図面を預かり製品を実現させるというプロセスから、顧客が困っている加工現象を解明する試験受託まで、業務の幅が広がったのだ。部品を実現する前の原理、自社では取り扱いのなかった原料や技術などを目にすることで、未経験の材料や条件でも試験を請け負える会社へと成長できた。
「世の中に存在しないものを作り上げる取組みを、図面を作る前からお客様とご一緒できています。開発者としては幸せです。」と、白鳥氏は語る

新しい出会いから新しい技術が生まれる

「今後も基本は変わらないですし、変える必要性はないです。」と白鳥氏。同社の特長は、腕時計部品製造で培った、極小のエネルギーで駆動する高精密部品の製造技術。そして、「無いものは創る」というチャレンジ精神だ。創業時は腕時計部品の組立であった同社の事業は、プレスによる時計部品の自社製造を始まりとして、電子部品の製造、自動車部品の製造へと拡大を辿り、海外進出も果たした。
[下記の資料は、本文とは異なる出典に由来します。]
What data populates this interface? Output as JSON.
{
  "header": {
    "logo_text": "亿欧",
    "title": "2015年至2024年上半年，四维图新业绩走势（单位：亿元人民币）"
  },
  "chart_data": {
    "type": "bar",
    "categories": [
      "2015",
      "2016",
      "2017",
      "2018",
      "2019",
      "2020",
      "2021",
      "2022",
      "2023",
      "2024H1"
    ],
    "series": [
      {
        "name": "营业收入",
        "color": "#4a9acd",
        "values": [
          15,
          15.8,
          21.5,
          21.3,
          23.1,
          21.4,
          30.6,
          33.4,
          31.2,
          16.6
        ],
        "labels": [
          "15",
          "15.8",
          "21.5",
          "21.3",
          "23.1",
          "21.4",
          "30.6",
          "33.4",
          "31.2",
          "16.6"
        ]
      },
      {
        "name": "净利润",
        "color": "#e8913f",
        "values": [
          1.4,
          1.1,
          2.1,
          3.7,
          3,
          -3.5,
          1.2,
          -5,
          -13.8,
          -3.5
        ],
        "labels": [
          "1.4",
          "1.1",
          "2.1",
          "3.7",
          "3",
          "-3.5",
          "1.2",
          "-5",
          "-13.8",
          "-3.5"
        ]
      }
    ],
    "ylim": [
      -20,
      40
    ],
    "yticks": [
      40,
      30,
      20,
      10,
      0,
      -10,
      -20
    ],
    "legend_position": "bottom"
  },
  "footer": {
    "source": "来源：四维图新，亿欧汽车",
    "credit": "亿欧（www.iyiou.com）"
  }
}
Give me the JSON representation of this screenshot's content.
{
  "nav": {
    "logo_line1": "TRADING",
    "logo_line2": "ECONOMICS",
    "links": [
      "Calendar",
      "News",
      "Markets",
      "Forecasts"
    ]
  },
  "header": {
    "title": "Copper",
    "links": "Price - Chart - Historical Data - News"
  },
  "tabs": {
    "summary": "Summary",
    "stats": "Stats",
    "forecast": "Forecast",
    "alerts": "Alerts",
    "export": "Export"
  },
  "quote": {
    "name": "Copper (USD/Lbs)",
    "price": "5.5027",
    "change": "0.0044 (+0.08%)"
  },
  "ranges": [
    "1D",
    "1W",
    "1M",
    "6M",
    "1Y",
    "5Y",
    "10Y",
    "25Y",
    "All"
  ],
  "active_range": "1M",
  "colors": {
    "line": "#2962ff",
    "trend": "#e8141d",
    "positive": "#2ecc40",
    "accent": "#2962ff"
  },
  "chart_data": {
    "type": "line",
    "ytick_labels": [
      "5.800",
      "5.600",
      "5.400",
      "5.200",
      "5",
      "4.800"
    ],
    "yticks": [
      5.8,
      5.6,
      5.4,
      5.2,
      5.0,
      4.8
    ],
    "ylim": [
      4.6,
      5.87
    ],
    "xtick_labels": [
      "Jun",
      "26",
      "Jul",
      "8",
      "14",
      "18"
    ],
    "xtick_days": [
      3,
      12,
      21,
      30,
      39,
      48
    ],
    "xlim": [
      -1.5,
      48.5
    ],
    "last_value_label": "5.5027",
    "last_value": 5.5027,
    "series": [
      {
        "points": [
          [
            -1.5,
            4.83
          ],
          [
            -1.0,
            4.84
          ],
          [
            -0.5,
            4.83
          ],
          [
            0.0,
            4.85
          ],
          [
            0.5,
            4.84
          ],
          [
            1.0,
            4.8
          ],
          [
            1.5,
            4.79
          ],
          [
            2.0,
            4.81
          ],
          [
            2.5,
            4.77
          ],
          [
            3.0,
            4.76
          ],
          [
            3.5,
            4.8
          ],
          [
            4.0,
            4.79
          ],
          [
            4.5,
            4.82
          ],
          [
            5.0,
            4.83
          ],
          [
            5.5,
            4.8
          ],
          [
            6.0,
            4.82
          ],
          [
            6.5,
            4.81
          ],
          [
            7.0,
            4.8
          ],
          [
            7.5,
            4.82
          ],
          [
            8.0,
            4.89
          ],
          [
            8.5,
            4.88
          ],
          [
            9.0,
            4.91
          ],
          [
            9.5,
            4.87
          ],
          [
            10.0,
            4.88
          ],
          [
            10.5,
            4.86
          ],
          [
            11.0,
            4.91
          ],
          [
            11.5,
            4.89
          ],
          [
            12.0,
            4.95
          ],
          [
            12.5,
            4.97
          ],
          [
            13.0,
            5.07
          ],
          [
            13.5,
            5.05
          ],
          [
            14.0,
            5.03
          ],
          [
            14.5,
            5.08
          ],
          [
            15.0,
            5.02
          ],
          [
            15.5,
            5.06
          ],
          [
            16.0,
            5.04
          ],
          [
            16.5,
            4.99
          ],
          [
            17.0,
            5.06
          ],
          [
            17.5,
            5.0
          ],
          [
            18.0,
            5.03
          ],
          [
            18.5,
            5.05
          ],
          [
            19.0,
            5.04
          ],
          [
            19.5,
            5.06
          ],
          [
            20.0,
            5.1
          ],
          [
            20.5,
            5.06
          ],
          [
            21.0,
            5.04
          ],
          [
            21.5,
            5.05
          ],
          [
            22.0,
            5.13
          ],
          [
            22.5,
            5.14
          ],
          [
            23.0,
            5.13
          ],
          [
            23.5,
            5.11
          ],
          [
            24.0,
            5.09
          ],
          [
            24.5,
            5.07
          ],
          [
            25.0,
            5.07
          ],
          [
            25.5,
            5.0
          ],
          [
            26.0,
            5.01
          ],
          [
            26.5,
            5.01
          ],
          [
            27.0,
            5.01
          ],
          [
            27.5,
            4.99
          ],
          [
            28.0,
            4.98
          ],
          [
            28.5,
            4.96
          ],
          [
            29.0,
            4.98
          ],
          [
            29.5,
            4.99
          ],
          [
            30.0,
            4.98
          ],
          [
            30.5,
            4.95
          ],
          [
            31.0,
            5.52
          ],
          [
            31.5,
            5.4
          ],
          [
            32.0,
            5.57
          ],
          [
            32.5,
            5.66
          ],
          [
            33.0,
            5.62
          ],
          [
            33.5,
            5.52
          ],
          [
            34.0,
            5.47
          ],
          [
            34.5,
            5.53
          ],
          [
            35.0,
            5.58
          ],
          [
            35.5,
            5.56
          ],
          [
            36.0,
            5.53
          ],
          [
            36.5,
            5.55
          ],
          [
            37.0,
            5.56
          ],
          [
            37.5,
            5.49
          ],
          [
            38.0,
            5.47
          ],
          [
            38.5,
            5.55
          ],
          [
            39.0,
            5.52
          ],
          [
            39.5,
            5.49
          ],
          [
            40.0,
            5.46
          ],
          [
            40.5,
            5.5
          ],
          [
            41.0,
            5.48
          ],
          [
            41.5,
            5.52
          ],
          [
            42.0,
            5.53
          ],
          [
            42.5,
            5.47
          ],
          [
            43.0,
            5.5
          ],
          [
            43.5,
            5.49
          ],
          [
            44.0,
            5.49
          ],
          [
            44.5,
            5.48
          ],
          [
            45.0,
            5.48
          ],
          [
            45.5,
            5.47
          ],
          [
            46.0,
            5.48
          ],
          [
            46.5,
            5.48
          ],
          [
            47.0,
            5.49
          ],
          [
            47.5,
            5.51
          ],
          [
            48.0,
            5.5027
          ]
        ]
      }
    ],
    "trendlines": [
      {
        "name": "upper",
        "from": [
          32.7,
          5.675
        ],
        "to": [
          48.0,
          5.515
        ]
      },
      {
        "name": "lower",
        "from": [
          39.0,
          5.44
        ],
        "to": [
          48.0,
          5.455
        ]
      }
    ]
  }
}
今後も、事業を拡大していく中で獲得したプレス加工、機械加工、レーザー加工などの一般的な技術から、拡散接合などのニッチな技術まで、技術のデパートとしてお客様の困りごとを解決し、開発・試作・量産までを担うものづくりと開発を進めていくとのことだ。
「新しい出会い、新しい素材から新しい技術のヒントを得ることができます。開発ニーズの先取りが重要です。」

マイクロ加工を扱う企業はまだまだ少ない上、同業者間で共通の課題も多いのが現実だ。企業間や産学官の連携で技術を向上させ、個別の企業の利益はもちろん、技術の社会適用拡大による産業振興を目指している。

企業データ

企業名
株式会社小松精機工作所

時計部品や燃料噴射部品製造で培ったマイクロ部品の量産加工技術を基盤として、次世代を切り開く加工技術の開発を進めています。